The best way round this is to always construct your Connection objects when you need them inside a
Using
block so that the Connection is automatically Closed and Disposed when you are finished with it.
But ... that code is not good - the mere fact that you pass just a string to it as an SQL Command implies that you are vulnerable to SQL Injection, because you provide no mechanism to pass parameters to the query - so you probably do something like
Dim result As Integer = ExecuteScalar("SELECT stockLevel FROM Stock WHERE productName = '" & prodName.Text & "'")
And that's very bad.
Never concatenate strings to build a SQL command. It leaves you wide open to accidental or deliberate SQL Injection attack which can destroy your entire database. Always use Parameterized queries instead.
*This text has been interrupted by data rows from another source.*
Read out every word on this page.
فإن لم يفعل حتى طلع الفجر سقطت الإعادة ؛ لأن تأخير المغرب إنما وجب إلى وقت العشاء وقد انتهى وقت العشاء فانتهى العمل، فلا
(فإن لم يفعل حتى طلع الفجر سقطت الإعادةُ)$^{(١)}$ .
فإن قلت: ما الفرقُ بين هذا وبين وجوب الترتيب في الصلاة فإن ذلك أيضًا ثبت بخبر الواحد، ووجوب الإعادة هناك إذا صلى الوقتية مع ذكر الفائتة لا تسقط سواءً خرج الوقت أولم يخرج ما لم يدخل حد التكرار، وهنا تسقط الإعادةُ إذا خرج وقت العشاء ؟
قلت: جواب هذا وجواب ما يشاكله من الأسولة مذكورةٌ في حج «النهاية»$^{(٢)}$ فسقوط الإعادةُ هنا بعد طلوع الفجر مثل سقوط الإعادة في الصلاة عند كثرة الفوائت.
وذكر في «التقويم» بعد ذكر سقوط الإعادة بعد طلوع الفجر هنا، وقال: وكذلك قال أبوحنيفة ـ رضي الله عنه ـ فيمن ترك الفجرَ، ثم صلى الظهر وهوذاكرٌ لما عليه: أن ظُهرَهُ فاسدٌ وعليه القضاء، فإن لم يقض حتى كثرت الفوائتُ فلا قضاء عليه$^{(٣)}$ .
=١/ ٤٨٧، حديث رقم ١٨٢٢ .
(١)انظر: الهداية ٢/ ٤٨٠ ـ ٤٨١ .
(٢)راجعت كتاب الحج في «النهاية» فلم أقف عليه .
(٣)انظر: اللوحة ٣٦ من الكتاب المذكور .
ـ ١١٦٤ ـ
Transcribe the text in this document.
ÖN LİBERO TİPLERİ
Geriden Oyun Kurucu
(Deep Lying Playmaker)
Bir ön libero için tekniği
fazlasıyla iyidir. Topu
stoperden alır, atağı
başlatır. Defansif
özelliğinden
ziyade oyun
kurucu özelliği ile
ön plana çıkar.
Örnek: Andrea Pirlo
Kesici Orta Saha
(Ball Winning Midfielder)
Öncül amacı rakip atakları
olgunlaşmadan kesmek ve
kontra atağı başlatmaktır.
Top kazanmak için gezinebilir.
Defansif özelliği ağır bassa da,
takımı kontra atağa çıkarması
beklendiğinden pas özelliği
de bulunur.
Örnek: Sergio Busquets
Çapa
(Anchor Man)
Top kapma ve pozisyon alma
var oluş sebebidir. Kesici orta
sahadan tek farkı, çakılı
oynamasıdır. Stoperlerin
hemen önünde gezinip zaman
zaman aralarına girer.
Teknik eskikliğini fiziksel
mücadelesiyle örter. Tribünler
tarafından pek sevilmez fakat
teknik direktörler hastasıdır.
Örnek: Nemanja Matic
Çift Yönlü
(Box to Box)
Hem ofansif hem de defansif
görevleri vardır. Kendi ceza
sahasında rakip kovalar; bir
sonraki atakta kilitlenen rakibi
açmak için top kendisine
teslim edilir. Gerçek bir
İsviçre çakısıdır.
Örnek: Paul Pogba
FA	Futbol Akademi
When you concatenate strings, you cause problems because SQL receives commands like:
SELECT * FROM MyTable WHERE StreetAddress = 'Baker's Wood'
The quote the user added terminates the string as far as SQL is concerned and you get problems. But it could be worse. If I come along and type this instead: "x';DROP TABLE MyTable;--" Then SQL receives a very different command:
SELECT * FROM MyTable WHERE StreetAddress = 'x';DROP TABLE MyTable;
Which SQL sees as three separate commands:
SELECT * FROM MyTable WHERE StreetAddress = 'x';
A perfectly valid SELECT
DROP TABLE MyTable;
A perfectly valid "delete the table" command
And everything else is a comment.
So it does: selects any matching rows, deletes the table from the DB, and ignores anything else.
So ALWAYS use parameterized queries! Or be prepared to restore your DB from backup frequently. You do take backups regularly, don't you?